The international Committee for the protection of journalists (CPJ) called on members of the lower house of the Kenyan Parliament to stop harassing journalists and allow them to write about the legislative Assembly without fear of reprisals.
On July 30, an article was published in the people Daily, which covered the facts of possible corruption in the National Assembly. After that, two journalists of the newspaper dine Ondari and Anthony Mwangi received threats that they will no longer be able to write about the Parliament. They were called the Committee on the powers and privileges, and Ken Basir, managing editor of the newspaper, reports The Star.
The publication claimed that members of Parliament accept and request bribes from organizations and individuals under investigation.
“If members of the Kenyan Parliament is serious about fighting corruption, attempts to intimidate journalists to keep quiet, must be stopped immediately,” said Motoki, Momo, CPJ representative in the countries of Africa South of the Sahara.
“We call on parliamentarians to stop trying to intimidate Dinah Ondari, Anthony Mwangi and their colleagues and instead allow them to freely do their job of covering the legislation,” she added.
On July 31, the Deputy of the Jubilee Alliance Robert Pukoes accused People Daily of” insulting ” the Parliament and said that the publication of the newspaper was an unconditional condemnation of the deputies. At the parliamentary readings, he asked speaker Justin Muturi to “take action” against People Daily and to investigate the newspaper’s actions by the parliamentary Committee in connection with its reports. Pukos ‘ appeals were supported by other MPs, including majority leader Aden Dueley and minority leader John Mbadi.

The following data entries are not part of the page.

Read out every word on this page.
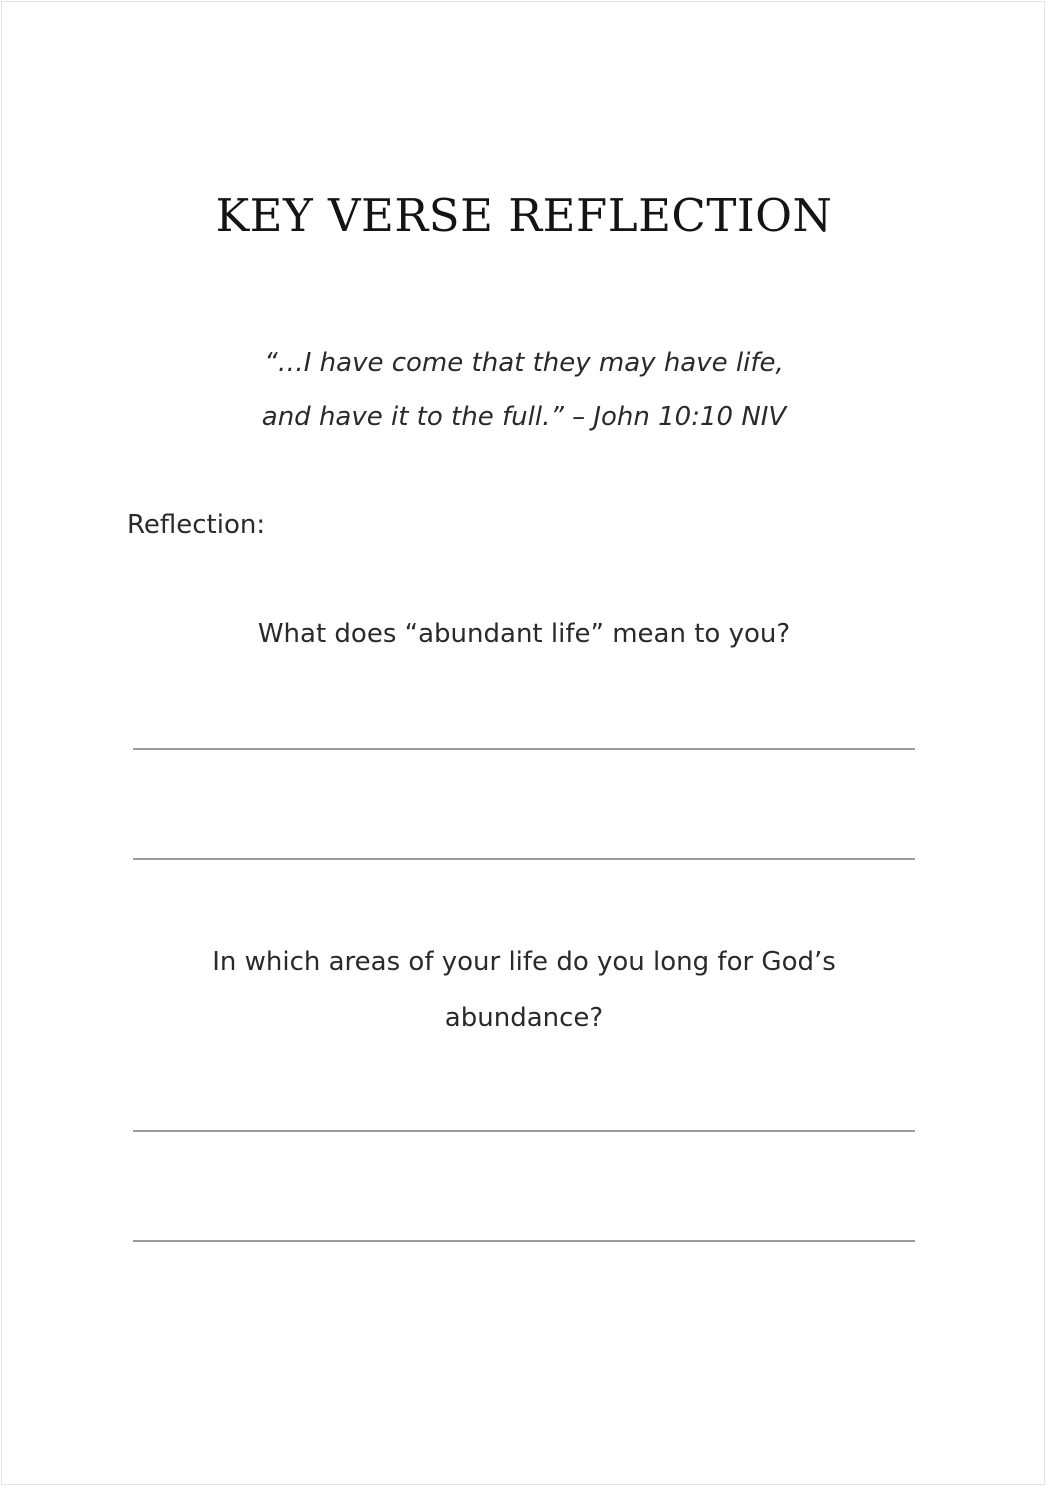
KEY VERSE REFLECTION
“…I have come that they may have life,
and have it to the full.” – John 10:10 NIV
Reflection:
What does “abundant life” mean to you?
In which areas of your life do you long for God’s
abundance?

In response, Muturi instructed the Committee on powers and privileges to investigate these claims.
Muturi said that “until the Committee makes any recommendation,” the decision to ban journalists or the entire media will not be taken .
CPJ representatives said that they have a letter in which the clerk of the National Assembly 1 Aug invited Peter Opondo, chief editor of Mediamax, the parent company of People Daily to the next day to appear to help with “investigations” into allegations of misconduct in the house.
A team of five Mediamax employees, including Bosir and Mwangi, appeared before the Committee.
The editor said that they had been given 10 days to prepare a submission for the Committee on powers and privileges. Muturi said journalists would not need to disclose their sources during the hearings.